Adding and Retrieving metadata in RMarkdown Documents

Include abitrary metadata in RMarkdown documents
R
RMarkdown
Author

Harvey

Published

May 31, 2022

Metadata can be included in the yaml header of an RMarkdown document. The yaml can store metadata in the params parameter or as individual yaml parameters. For example, the RMarkdown file below adds some metadata parameters to the header: short_title, reference and meta_list. The rmarkdown function rmarkdown::metadata can be used to access the yaml parameters.

---
title: "document title"
author: "author name"
short_title: "short"
reference: 1
output: "html_document"
params:
    name: "my name"
meta_list:
    meta: "meta 1"
---

test doc

`r rmarkdown::metadata$short_title`

`r params$name`

`r rmarkdown::metadata$meta_list$meta`

In addition, the parameters can be accessed using the rmarkdown::yaml_front_matter() function.
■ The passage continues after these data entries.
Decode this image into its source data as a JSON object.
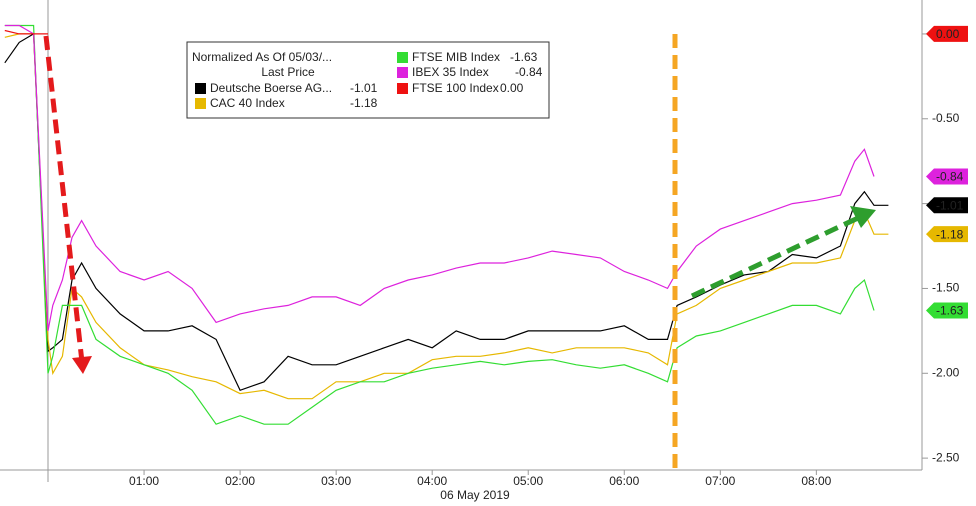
{
  "chart_data": {
    "type": "line",
    "legend_title": "Normalized As Of 05/03/...",
    "legend_subtitle": "Last Price",
    "xlabel": "06 May 2019",
    "xlim": [
      -0.5,
      9.1
    ],
    "xticks": [
      {
        "value": 1,
        "label": "01:00"
      },
      {
        "value": 2,
        "label": "02:00"
      },
      {
        "value": 3,
        "label": "03:00"
      },
      {
        "value": 4,
        "label": "04:00"
      },
      {
        "value": 5,
        "label": "05:00"
      },
      {
        "value": 6,
        "label": "06:00"
      },
      {
        "value": 7,
        "label": "07:00"
      },
      {
        "value": 8,
        "label": "08:00"
      }
    ],
    "ylim": [
      -2.57,
      0.2
    ],
    "yticks": [
      {
        "value": 0,
        "label": "0.00"
      },
      {
        "value": -0.5,
        "label": "-0.50"
      },
      {
        "value": -1,
        "label": "-1.00"
      },
      {
        "value": -1.5,
        "label": "-1.50"
      },
      {
        "value": -2,
        "label": "-2.00"
      },
      {
        "value": -2.5,
        "label": "-2.50"
      }
    ],
    "x": [
      -0.45,
      -0.3,
      -0.15,
      0,
      0.05,
      0.15,
      0.25,
      0.35,
      0.5,
      0.75,
      1,
      1.25,
      1.5,
      1.75,
      2,
      2.25,
      2.5,
      2.75,
      3,
      3.25,
      3.5,
      3.75,
      4,
      4.25,
      4.5,
      4.75,
      5,
      5.25,
      5.5,
      5.75,
      6,
      6.25,
      6.45,
      6.55,
      6.75,
      7,
      7.25,
      7.5,
      7.75,
      8,
      8.25,
      8.4,
      8.5,
      8.6,
      8.75
    ],
    "series": [
      {
        "name": "Deutsche Boerse AG...",
        "color": "#000000",
        "text_color": "#ffffff",
        "last": -1.01,
        "last_label": "-1.01",
        "values": [
          -0.17,
          -0.05,
          0,
          -1.87,
          -1.85,
          -1.8,
          -1.45,
          -1.35,
          -1.5,
          -1.65,
          -1.75,
          -1.75,
          -1.72,
          -1.8,
          -2.1,
          -2.05,
          -1.9,
          -1.95,
          -1.95,
          -1.9,
          -1.85,
          -1.8,
          -1.85,
          -1.75,
          -1.8,
          -1.8,
          -1.75,
          -1.75,
          -1.75,
          -1.75,
          -1.72,
          -1.8,
          -1.8,
          -1.6,
          -1.55,
          -1.48,
          -1.42,
          -1.4,
          -1.3,
          -1.32,
          -1.25,
          -1.0,
          -0.93,
          -1.01,
          -1.01
        ]
      },
      {
        "name": "CAC 40 Index",
        "color": "#e6b800",
        "text_color": "#000000",
        "last": -1.18,
        "last_label": "-1.18",
        "values": [
          -0.02,
          0,
          0,
          -1.8,
          -2.0,
          -1.9,
          -1.5,
          -1.55,
          -1.7,
          -1.85,
          -1.95,
          -1.98,
          -2.02,
          -2.05,
          -2.12,
          -2.1,
          -2.15,
          -2.15,
          -2.05,
          -2.05,
          -2.0,
          -2.0,
          -1.92,
          -1.9,
          -1.9,
          -1.88,
          -1.85,
          -1.88,
          -1.85,
          -1.85,
          -1.85,
          -1.88,
          -1.95,
          -1.65,
          -1.6,
          -1.5,
          -1.45,
          -1.4,
          -1.35,
          -1.35,
          -1.32,
          -1.1,
          -1.05,
          -1.18,
          -1.18
        ]
      },
      {
        "name": "FTSE MIB Index",
        "color": "#33dd33",
        "text_color": "#000000",
        "last": -1.63,
        "last_label": "-1.63",
        "values": [
          0.05,
          0.05,
          0.05,
          -2.0,
          -1.9,
          -1.6,
          -1.6,
          -1.6,
          -1.8,
          -1.9,
          -1.95,
          -2.0,
          -2.1,
          -2.3,
          -2.25,
          -2.3,
          -2.3,
          -2.2,
          -2.1,
          -2.05,
          -2.05,
          -2.0,
          -1.97,
          -1.95,
          -1.93,
          -1.95,
          -1.93,
          -1.92,
          -1.95,
          -1.97,
          -1.95,
          -2.0,
          -2.05,
          -1.85,
          -1.78,
          -1.75,
          -1.7,
          -1.65,
          -1.6,
          -1.6,
          -1.65,
          -1.5,
          -1.45,
          -1.63,
          null
        ]
      },
      {
        "name": "IBEX 35 Index",
        "color": "#dd22dd",
        "text_color": "#ffffff",
        "last": -0.84,
        "last_label": "-0.84",
        "values": [
          0.05,
          0.05,
          0,
          -1.75,
          -1.6,
          -1.45,
          -1.2,
          -1.1,
          -1.25,
          -1.4,
          -1.45,
          -1.4,
          -1.5,
          -1.7,
          -1.65,
          -1.62,
          -1.6,
          -1.55,
          -1.55,
          -1.6,
          -1.5,
          -1.45,
          -1.42,
          -1.38,
          -1.35,
          -1.35,
          -1.32,
          -1.28,
          -1.3,
          -1.32,
          -1.4,
          -1.45,
          -1.5,
          -1.4,
          -1.25,
          -1.15,
          -1.1,
          -1.05,
          -1.0,
          -0.98,
          -0.95,
          -0.75,
          -0.68,
          -0.84,
          null
        ]
      },
      {
        "name": "FTSE 100 Index",
        "color": "#ee1111",
        "text_color": "#ffffff",
        "last": 0,
        "last_label": "0.00",
        "values": [
          0.02,
          0,
          0,
          0,
          null,
          null,
          null,
          null,
          null,
          null,
          null,
          null,
          null,
          null,
          null,
          null,
          null,
          null,
          null,
          null,
          null,
          null,
          null,
          null,
          null,
          null,
          null,
          null,
          null,
          null,
          null,
          null,
          null,
          null,
          null,
          null,
          null,
          null,
          null,
          null,
          null,
          null,
          null,
          null,
          null
        ]
      }
    ]
  }
}
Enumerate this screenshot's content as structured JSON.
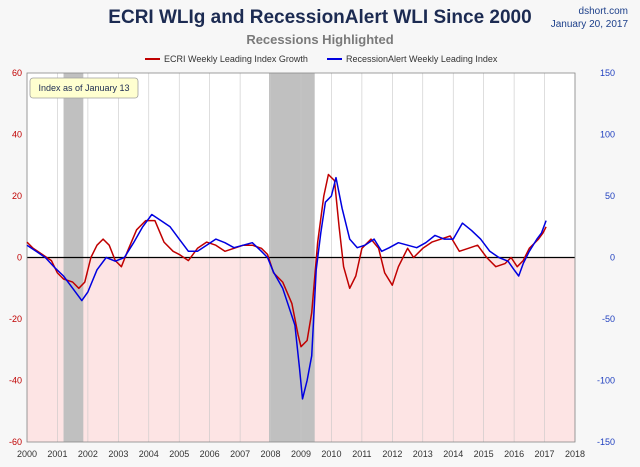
{
  "header": {
    "title": "ECRI WLIg and RecessionAlert WLI Since 2000",
    "subtitle": "Recessions Highlighted",
    "source": "dshort.com",
    "date": "January 20, 2017"
  },
  "annotation": "Index as of January 13",
  "colors": {
    "ecri": "#c00000",
    "ra": "#0000e0",
    "recession": "#c0c0c0",
    "negative_zone": "#fde4e4",
    "left_axis": "#c00000",
    "right_axis": "#1f3fbf"
  },
  "chart_data": {
    "type": "line",
    "title": "ECRI WLIg and RecessionAlert WLI Since 2000",
    "subtitle": "Recessions Highlighted",
    "x_ticks": [
      "2000",
      "2001",
      "2002",
      "2003",
      "2004",
      "2005",
      "2006",
      "2007",
      "2008",
      "2009",
      "2010",
      "2011",
      "2012",
      "2013",
      "2014",
      "2015",
      "2016",
      "2017",
      "2018"
    ],
    "xlim": [
      2000,
      2018
    ],
    "y_left": {
      "ticks": [
        "60",
        "40",
        "20",
        "0",
        "-20",
        "-40",
        "-60"
      ],
      "range": [
        -60,
        60
      ]
    },
    "y_right": {
      "ticks": [
        "150",
        "100",
        "50",
        "0",
        "-50",
        "-100",
        "-150"
      ],
      "range": [
        -150,
        150
      ]
    },
    "grid": "vertical",
    "legend_position": "top",
    "recessions": [
      [
        2001.2,
        2001.85
      ],
      [
        2007.95,
        2009.45
      ]
    ],
    "series": [
      {
        "name": "ECRI Weekly Leading Index Growth",
        "axis": "left",
        "points": [
          [
            2000,
            5
          ],
          [
            2000.2,
            3
          ],
          [
            2000.5,
            1
          ],
          [
            2000.8,
            -1
          ],
          [
            2001.0,
            -5
          ],
          [
            2001.2,
            -7
          ],
          [
            2001.5,
            -8
          ],
          [
            2001.7,
            -10
          ],
          [
            2001.9,
            -8
          ],
          [
            2002.1,
            0
          ],
          [
            2002.3,
            4
          ],
          [
            2002.5,
            6
          ],
          [
            2002.7,
            4
          ],
          [
            2002.9,
            -1
          ],
          [
            2003.1,
            -3
          ],
          [
            2003.3,
            2
          ],
          [
            2003.6,
            9
          ],
          [
            2003.9,
            12
          ],
          [
            2004.2,
            12
          ],
          [
            2004.5,
            5
          ],
          [
            2004.8,
            2
          ],
          [
            2005.0,
            1
          ],
          [
            2005.3,
            -1
          ],
          [
            2005.6,
            3
          ],
          [
            2005.9,
            5
          ],
          [
            2006.2,
            4
          ],
          [
            2006.5,
            2
          ],
          [
            2006.8,
            3
          ],
          [
            2007.1,
            4
          ],
          [
            2007.4,
            4
          ],
          [
            2007.7,
            3
          ],
          [
            2007.9,
            1
          ],
          [
            2008.1,
            -5
          ],
          [
            2008.4,
            -8
          ],
          [
            2008.7,
            -15
          ],
          [
            2008.9,
            -25
          ],
          [
            2009.0,
            -29
          ],
          [
            2009.2,
            -27
          ],
          [
            2009.35,
            -18
          ],
          [
            2009.55,
            5
          ],
          [
            2009.75,
            20
          ],
          [
            2009.9,
            27
          ],
          [
            2010.1,
            25
          ],
          [
            2010.25,
            10
          ],
          [
            2010.4,
            -3
          ],
          [
            2010.6,
            -10
          ],
          [
            2010.8,
            -6
          ],
          [
            2011.0,
            3
          ],
          [
            2011.3,
            6
          ],
          [
            2011.55,
            3
          ],
          [
            2011.75,
            -5
          ],
          [
            2012.0,
            -9
          ],
          [
            2012.2,
            -3
          ],
          [
            2012.5,
            3
          ],
          [
            2012.7,
            0
          ],
          [
            2013.0,
            3
          ],
          [
            2013.3,
            5
          ],
          [
            2013.6,
            6
          ],
          [
            2013.9,
            7
          ],
          [
            2014.2,
            2
          ],
          [
            2014.5,
            3
          ],
          [
            2014.8,
            4
          ],
          [
            2015.1,
            0
          ],
          [
            2015.4,
            -3
          ],
          [
            2015.7,
            -2
          ],
          [
            2015.9,
            0
          ],
          [
            2016.1,
            -3
          ],
          [
            2016.3,
            -1
          ],
          [
            2016.5,
            3
          ],
          [
            2016.8,
            6
          ],
          [
            2016.95,
            8
          ],
          [
            2017.05,
            10
          ]
        ]
      },
      {
        "name": "RecessionAlert Weekly Leading Index",
        "axis": "right",
        "points": [
          [
            2000,
            10
          ],
          [
            2000.3,
            5
          ],
          [
            2000.6,
            0
          ],
          [
            2000.9,
            -8
          ],
          [
            2001.2,
            -15
          ],
          [
            2001.5,
            -25
          ],
          [
            2001.8,
            -35
          ],
          [
            2002.0,
            -28
          ],
          [
            2002.3,
            -10
          ],
          [
            2002.6,
            0
          ],
          [
            2002.9,
            -3
          ],
          [
            2003.2,
            0
          ],
          [
            2003.5,
            12
          ],
          [
            2003.8,
            25
          ],
          [
            2004.1,
            35
          ],
          [
            2004.4,
            30
          ],
          [
            2004.7,
            25
          ],
          [
            2005.0,
            15
          ],
          [
            2005.3,
            5
          ],
          [
            2005.6,
            5
          ],
          [
            2005.9,
            10
          ],
          [
            2006.2,
            15
          ],
          [
            2006.5,
            12
          ],
          [
            2006.8,
            8
          ],
          [
            2007.1,
            10
          ],
          [
            2007.4,
            12
          ],
          [
            2007.7,
            5
          ],
          [
            2007.9,
            0
          ],
          [
            2008.1,
            -12
          ],
          [
            2008.4,
            -25
          ],
          [
            2008.6,
            -40
          ],
          [
            2008.8,
            -55
          ],
          [
            2008.95,
            -90
          ],
          [
            2009.05,
            -115
          ],
          [
            2009.2,
            -100
          ],
          [
            2009.35,
            -80
          ],
          [
            2009.5,
            -10
          ],
          [
            2009.65,
            20
          ],
          [
            2009.8,
            45
          ],
          [
            2010.0,
            50
          ],
          [
            2010.15,
            65
          ],
          [
            2010.35,
            40
          ],
          [
            2010.6,
            15
          ],
          [
            2010.85,
            8
          ],
          [
            2011.1,
            10
          ],
          [
            2011.4,
            15
          ],
          [
            2011.65,
            5
          ],
          [
            2011.9,
            8
          ],
          [
            2012.2,
            12
          ],
          [
            2012.5,
            10
          ],
          [
            2012.8,
            8
          ],
          [
            2013.1,
            12
          ],
          [
            2013.4,
            18
          ],
          [
            2013.7,
            15
          ],
          [
            2014.0,
            15
          ],
          [
            2014.3,
            28
          ],
          [
            2014.6,
            22
          ],
          [
            2014.9,
            15
          ],
          [
            2015.2,
            5
          ],
          [
            2015.5,
            0
          ],
          [
            2015.8,
            -3
          ],
          [
            2016.0,
            -10
          ],
          [
            2016.15,
            -15
          ],
          [
            2016.3,
            -5
          ],
          [
            2016.5,
            5
          ],
          [
            2016.75,
            15
          ],
          [
            2016.9,
            20
          ],
          [
            2017.05,
            30
          ]
        ]
      }
    ]
  }
}
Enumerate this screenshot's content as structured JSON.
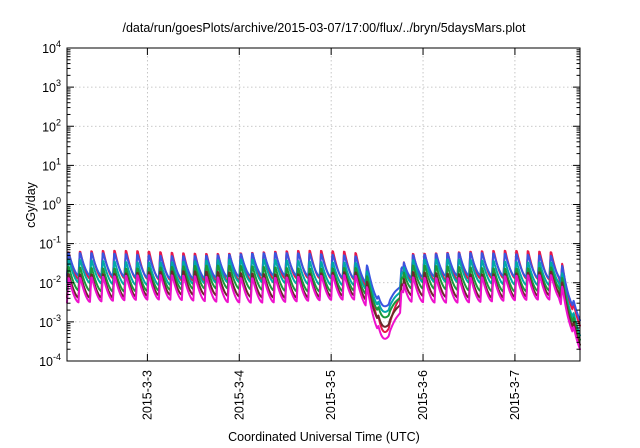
{
  "chart_data": {
    "type": "line",
    "title": "/data/run/goesPlots/archive/2015-03-07/17:00/flux/../bryn/5daysMars.plot",
    "xlabel": "Coordinated Universal Time (UTC)",
    "ylabel": "cGy/day",
    "yscale": "log",
    "ylim": [
      0.0001,
      10000
    ],
    "xlim": [
      "2015-03-02T03:00",
      "2015-03-07T17:00"
    ],
    "grid": true,
    "x_ticks": [
      "2015-3-3",
      "2015-3-4",
      "2015-3-5",
      "2015-3-6",
      "2015-3-7"
    ],
    "y_ticks": [
      {
        "base": "10",
        "exp": "-4"
      },
      {
        "base": "10",
        "exp": "-3"
      },
      {
        "base": "10",
        "exp": "-2"
      },
      {
        "base": "10",
        "exp": "-1"
      },
      {
        "base": "10",
        "exp": "0"
      },
      {
        "base": "10",
        "exp": "1"
      },
      {
        "base": "10",
        "exp": "2"
      },
      {
        "base": "10",
        "exp": "3"
      },
      {
        "base": "10",
        "exp": "4"
      }
    ],
    "series": [
      {
        "color": "#e8174a",
        "peak": 0.068,
        "trough": 0.012,
        "dip": 0.00055,
        "end": 0.0008
      },
      {
        "color": "#3a55e0",
        "peak": 0.058,
        "trough": 0.014,
        "dip": 0.0025,
        "end": 0.0011
      },
      {
        "color": "#00a8a8",
        "peak": 0.04,
        "trough": 0.0095,
        "dip": 0.0018,
        "end": 0.00045
      },
      {
        "color": "#1a9a3a",
        "peak": 0.028,
        "trough": 0.0065,
        "dip": 0.0013,
        "end": 0.00035
      },
      {
        "color": "#6a2a2a",
        "peak": 0.02,
        "trough": 0.0045,
        "dip": 0.00075,
        "end": 0.00026
      },
      {
        "color": "#ee11cc",
        "peak": 0.016,
        "trough": 0.0034,
        "dip": 0.00037,
        "end": 0.0002
      }
    ],
    "cycle_hours": 3,
    "dip_window": [
      "2015-03-05T06:00",
      "2015-03-05T19:00"
    ],
    "end_decay_start": "2015-03-07T11:30"
  }
}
rmarkdown::yaml_front_matter("document.Rmd")
$title
[1] "document title"

$author
[1] "author name"

$short_title
[1] "short"

$reference
[1] 1

$output
[1] "html_document"

$params
$params$name
[1] "my name"


$meta_list
$meta_list$meta
[1] "meta 1"

Searching metadata

Once metadata are added to a series of documents, the metadata become searchable using the yaml_front_matter function. By way of example, the functions below build and then search 1000 documents containing dummy data. The time taken to search through 1000 documents on a 4-core laptop was 920 ms.

## create Rmd with yaml
create_rmd <- function(ref, name, folder) {

  x <- glue::glue("
---
title: {name}
author: Harvey
short_title: {stringi::stri_rand_strings(1, 20)}
reference: {ref}
output: html_document
params:
    name: {name}
meta_list:
    meta: {ref}
    text: {stringi::stri_rand_strings(1, 20)}
---

### {name}

reference: `r rmarkdown::metadata$reference`

{paste0(stringi::stri_rand_lipsum(5), collapse = '\n\n')}

"
  )

  ## write Rmd file
  con <- file(file.path("./docs", paste0("file_", name, ".Rmd")))
  writeLines(x, con)
  close(con)
}

## build a random set of documents
build_docs <- function(n=10, folder) {
  for (i in seq(n)) {
    create_rmd(ref=i, name=paste("Document", i), folder=folder)
  }
}

## search documents and return matches
search_docs <- function(parameter, search_string, folder) {
  files <- list.files(folder, pattern = "*.Rmd", full.names = TRUE, recursive = TRUE)
  found <- c()
  for (f in files) {
    front_matter <- rmarkdown::yaml_front_matter(f)
    if (grepl(search_string, front_matter[[parameter]])) found <- append(found, f)
  }
  return(found)
}


## create files
build_docs(n=1000, folder="./docs")

## search files
microbenchmark::microbenchmark(
  match_docs <- search_docs(parameter = "short_title",
                            search_string = "ae",
                            folder = "./docs/"),
  times = 5)

When run, the search identified 5 documents that matched.